Le ministère des Affaires étrangères a refusé la demande d'entrevue de La Presse, mais a précisé par courriel que la durée des mandats du personnel diplomatique varie de un à cinq ans. Les coûts de déménagement incluent non seulement l'expédition des marchandises, mais aussi les frais reliés au déplacement des employés et de leur famille, s'il y a lieu.

Les données obtenues par La Presse couvrent les cinq dernières années, ce qui permet de constater que le coût moyen de chaque déménagement est passé de 35 479$ en 2009-2010 à 39 540$ en 2013-2014. «Nous ne pouvons pas confirmer l'augmentation systématique des coûts de déménagements dans les dernières années», écrit le porte-parole François Lasalle.
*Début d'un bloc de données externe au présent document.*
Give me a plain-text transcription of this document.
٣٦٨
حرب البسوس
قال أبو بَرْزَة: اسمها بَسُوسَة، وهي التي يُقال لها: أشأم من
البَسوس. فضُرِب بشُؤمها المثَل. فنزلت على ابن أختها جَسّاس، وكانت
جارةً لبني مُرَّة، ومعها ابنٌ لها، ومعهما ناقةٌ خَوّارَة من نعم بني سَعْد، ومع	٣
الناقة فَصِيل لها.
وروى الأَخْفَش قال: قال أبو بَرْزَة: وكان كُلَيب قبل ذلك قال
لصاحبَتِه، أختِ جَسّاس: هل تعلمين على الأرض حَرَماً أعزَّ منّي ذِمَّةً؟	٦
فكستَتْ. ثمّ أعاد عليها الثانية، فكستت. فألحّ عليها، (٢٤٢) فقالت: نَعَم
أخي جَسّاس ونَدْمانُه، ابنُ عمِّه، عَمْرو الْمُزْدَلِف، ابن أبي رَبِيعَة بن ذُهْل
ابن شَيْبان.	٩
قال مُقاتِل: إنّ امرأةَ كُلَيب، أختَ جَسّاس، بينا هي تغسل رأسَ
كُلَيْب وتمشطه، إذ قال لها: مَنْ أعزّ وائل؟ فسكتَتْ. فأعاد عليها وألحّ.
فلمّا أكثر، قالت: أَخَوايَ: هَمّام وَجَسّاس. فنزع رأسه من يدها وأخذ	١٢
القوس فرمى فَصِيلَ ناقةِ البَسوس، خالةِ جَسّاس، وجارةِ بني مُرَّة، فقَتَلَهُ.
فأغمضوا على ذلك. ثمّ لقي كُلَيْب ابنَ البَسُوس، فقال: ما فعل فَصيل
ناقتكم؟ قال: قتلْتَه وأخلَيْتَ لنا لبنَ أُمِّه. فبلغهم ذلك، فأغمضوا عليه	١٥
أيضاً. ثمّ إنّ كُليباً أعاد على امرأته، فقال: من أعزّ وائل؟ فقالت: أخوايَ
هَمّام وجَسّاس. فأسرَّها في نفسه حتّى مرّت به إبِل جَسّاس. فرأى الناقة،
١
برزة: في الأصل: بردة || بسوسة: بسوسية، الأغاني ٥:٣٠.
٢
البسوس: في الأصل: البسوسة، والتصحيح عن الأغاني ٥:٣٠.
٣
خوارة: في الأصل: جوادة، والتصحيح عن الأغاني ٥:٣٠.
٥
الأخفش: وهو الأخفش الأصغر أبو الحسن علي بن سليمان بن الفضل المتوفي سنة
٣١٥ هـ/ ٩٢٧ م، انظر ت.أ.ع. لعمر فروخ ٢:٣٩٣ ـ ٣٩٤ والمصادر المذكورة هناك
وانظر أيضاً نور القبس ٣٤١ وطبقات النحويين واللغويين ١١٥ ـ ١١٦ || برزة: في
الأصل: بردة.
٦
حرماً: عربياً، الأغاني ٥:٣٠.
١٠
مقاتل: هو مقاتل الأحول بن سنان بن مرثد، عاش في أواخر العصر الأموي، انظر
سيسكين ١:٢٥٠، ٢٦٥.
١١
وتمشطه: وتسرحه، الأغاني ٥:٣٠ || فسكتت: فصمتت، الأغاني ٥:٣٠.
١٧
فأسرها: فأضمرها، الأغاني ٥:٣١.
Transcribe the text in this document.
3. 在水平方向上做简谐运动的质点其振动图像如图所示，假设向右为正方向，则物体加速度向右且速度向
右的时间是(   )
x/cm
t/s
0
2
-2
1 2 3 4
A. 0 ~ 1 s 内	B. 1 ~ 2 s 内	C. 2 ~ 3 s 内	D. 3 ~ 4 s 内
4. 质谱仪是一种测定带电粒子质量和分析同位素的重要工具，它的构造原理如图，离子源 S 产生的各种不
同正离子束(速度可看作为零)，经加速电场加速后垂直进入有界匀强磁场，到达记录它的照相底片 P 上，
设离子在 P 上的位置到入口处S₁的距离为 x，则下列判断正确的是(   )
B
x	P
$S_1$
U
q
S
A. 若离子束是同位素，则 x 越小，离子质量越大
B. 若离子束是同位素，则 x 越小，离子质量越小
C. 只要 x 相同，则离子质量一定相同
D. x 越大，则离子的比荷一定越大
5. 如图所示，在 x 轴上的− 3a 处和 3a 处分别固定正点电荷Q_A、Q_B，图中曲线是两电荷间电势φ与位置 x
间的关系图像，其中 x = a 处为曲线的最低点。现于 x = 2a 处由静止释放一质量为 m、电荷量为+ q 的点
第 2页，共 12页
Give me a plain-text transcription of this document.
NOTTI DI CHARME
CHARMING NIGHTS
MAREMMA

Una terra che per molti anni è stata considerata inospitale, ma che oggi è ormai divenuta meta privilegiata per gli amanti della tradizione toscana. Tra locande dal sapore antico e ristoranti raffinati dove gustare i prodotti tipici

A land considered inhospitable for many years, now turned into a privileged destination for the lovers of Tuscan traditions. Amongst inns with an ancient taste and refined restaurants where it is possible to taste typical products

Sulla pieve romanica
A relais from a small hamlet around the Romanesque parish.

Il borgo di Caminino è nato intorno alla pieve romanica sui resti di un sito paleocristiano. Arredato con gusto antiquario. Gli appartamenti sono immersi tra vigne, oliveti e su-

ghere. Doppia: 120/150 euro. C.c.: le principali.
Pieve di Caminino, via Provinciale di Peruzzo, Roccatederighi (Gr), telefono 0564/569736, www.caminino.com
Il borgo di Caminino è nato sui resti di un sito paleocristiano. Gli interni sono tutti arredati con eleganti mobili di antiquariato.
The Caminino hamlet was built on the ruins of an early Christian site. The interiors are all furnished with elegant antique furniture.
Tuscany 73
Aucune somme maximale n'est prévue pour les frais de déménagement, qui sont effectués par des entreprises privées. En revanche, le poids autorisé est strictement encadré. Par exemple, une personne seule qui occupe un logement non meublé a droit à 4700 kg, ce à quoi il faut ajouter le poids de sa voiture, si son déménagement est autorisé.

Le responsable d'une entreprise de déménagement international contacté par La Presse a qualifié «d'énorme» le coût moyen des déménagements des diplomates canadiens. Selon ce professionnel, qui préfère ne pas être identifié, ces montants ne peuvent  pas être attribués à un manque de concurrence, car elle est vive dans ce secteur d'activité.

Il explique par contre que les déménagements de diplomates ou de militaires suivent souvent des «itinéraires inusités», ce qui fait augmenter leur coût. «De Kaboul à l'Ouganda, ça va transiter par plusieurs pays, dont des zones à risque», illustre-t-il. Inversement, il estime que déménager de Montréal à Paris ne devrait guère coûter plus de 10 000$, pour un couple avec un enfant.

Au final, «c'est le volume qui dicte le prix», dit-il. La destination et la rapidité à laquelle les effets doivent être expédiés ont aussi une incidence. «Le fret maritime vers l'Afrique est très très cher», précise-t-il.

L'opposition n'est pas surprise

Ces données n'étonnent pas la néo-démocrate Hélène Laverdière, qui est porte-parole adjointe de l'opposition en matière d'affaires étrangères et elle-même ancienne diplomate. «Les déménagements de diplomates, souvent, ça peut être très compliqué, explique-t-elle. Il y a des gens qui ont une famille avec plusieurs enfants, c'est un gros truc de déménager une famille d'un endroit à l'autre.»

La députée fédérale de Laurier-Sainte-Marie s'inquiète plutôt du fait que «beaucoup de nouvelles affectations ont été annulées l'été dernier, souvent à la dernière minute» et que des diplomates ont vu leur mandat prolongé «au-delà de la limite normale», se demandant si ces décisions ont été prises pour des raisons budgétaires.

«Les diplomates ont des mandats limités pour de bonnes raisons, poursuit-elle, que ce soit la sécurité, la famille [...] ou pour éviter qu'ils s'intègrent trop à la société étrangère.»